Mlliyet Milliyet Blog Milliyet Blog
 
Facebook Connect
Blog Kategorileri
 

07 Ocak '18

 
Kategori
Öykü
 

Yolculuk

Yolculuk
 

     Daha gidecek çok yol olduğunu anlamak. Farkına varmak bir nevi. Evet çok yol var. Okunacak çok kitap, tanışılacak çok insan, gidip görülecek çok yer var daha. Ömür yeter mi bilinmez ama… Biliyor musun? Keyifli yolda olmak. Varma noktası olmayan bir yol var. Upuzun sonu görünmüyor.

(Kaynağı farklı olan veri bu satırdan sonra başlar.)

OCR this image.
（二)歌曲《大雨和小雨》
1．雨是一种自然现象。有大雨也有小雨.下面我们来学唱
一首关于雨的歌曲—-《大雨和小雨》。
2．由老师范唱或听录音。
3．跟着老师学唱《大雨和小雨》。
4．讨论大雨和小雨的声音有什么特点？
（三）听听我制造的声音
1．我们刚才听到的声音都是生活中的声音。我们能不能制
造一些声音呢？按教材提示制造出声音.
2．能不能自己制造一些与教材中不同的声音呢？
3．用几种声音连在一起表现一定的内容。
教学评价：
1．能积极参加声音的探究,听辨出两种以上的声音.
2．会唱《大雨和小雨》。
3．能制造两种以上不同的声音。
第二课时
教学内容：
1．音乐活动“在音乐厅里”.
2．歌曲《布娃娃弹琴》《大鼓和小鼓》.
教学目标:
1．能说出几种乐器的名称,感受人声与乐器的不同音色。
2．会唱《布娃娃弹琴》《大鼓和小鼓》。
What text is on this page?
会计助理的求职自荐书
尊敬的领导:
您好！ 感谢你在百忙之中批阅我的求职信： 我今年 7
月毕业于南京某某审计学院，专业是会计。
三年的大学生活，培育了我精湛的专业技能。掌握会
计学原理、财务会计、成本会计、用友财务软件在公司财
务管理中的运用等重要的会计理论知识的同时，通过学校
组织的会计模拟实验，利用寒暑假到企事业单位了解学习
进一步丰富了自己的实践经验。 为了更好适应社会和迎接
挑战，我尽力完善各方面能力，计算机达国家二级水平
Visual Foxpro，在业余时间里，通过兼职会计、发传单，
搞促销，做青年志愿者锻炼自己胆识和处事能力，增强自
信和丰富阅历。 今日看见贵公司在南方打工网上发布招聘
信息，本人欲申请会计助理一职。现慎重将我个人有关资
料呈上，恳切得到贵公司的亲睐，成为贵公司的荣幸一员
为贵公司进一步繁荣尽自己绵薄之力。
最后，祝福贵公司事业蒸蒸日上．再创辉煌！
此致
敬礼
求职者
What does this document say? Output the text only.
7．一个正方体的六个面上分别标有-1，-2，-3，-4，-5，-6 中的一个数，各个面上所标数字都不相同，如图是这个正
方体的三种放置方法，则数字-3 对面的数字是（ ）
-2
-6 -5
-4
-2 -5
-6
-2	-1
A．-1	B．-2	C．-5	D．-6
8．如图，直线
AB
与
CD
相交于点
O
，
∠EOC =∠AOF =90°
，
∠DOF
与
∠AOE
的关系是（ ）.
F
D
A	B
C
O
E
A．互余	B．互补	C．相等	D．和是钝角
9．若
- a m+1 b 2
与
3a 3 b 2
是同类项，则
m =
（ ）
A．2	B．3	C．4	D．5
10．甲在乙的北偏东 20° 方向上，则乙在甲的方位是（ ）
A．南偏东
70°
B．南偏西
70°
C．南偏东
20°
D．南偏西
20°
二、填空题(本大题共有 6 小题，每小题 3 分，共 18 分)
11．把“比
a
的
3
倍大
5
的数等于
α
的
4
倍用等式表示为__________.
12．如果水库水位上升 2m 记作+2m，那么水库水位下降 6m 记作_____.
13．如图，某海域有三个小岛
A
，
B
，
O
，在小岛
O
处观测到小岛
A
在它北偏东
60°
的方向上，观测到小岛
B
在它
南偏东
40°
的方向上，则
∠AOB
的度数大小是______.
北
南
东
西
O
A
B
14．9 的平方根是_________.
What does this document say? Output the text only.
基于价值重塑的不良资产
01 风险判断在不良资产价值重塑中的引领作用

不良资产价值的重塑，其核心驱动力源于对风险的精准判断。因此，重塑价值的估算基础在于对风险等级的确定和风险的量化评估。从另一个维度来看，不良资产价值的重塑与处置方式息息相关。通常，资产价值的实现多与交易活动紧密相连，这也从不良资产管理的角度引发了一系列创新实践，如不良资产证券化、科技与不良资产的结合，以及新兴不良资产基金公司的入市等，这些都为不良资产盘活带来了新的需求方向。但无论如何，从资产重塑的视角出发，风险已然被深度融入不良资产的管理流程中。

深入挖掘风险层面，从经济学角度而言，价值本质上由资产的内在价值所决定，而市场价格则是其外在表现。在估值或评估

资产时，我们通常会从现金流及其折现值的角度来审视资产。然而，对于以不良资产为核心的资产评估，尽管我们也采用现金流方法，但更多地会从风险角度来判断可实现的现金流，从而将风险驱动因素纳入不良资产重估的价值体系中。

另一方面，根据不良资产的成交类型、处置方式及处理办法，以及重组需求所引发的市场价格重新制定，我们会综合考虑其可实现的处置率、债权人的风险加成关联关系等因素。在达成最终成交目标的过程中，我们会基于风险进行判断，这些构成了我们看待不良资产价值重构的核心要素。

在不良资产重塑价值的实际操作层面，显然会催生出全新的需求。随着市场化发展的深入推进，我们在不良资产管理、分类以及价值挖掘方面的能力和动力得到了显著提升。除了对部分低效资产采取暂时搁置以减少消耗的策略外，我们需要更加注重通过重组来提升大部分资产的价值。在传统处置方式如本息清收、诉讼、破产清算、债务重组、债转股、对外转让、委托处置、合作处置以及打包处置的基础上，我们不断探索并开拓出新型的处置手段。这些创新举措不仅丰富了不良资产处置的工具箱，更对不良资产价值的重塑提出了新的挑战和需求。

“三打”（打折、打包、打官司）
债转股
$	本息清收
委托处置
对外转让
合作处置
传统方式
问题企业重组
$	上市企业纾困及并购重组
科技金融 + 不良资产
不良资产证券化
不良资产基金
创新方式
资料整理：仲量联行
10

     Derken çalan korna sesi ile uyanıyorum daldığım düşünceler zincirinden içinde olduğum otobüsün camından dışarı bakıyorum, bir süre izliyorum düzensiz şehrin iç içe geçmiş evlerini, dükkanlarını, eski işhanlarını...

     Otobüsün içine bakıyorum sonra. Eve yetişmeye çalışan insanlar var. Öğrenciler var. Süslü güzel giyimli kadınlar var. Kendini bütünüyle hayatın koşturmacasına bırakmış orta yaşlı kısa saçlı hanımlar var. Bu arada kilolu bir adam geçiyor sağ çaprazımdaki oturağa zor sığıyor adamcağız oturağa.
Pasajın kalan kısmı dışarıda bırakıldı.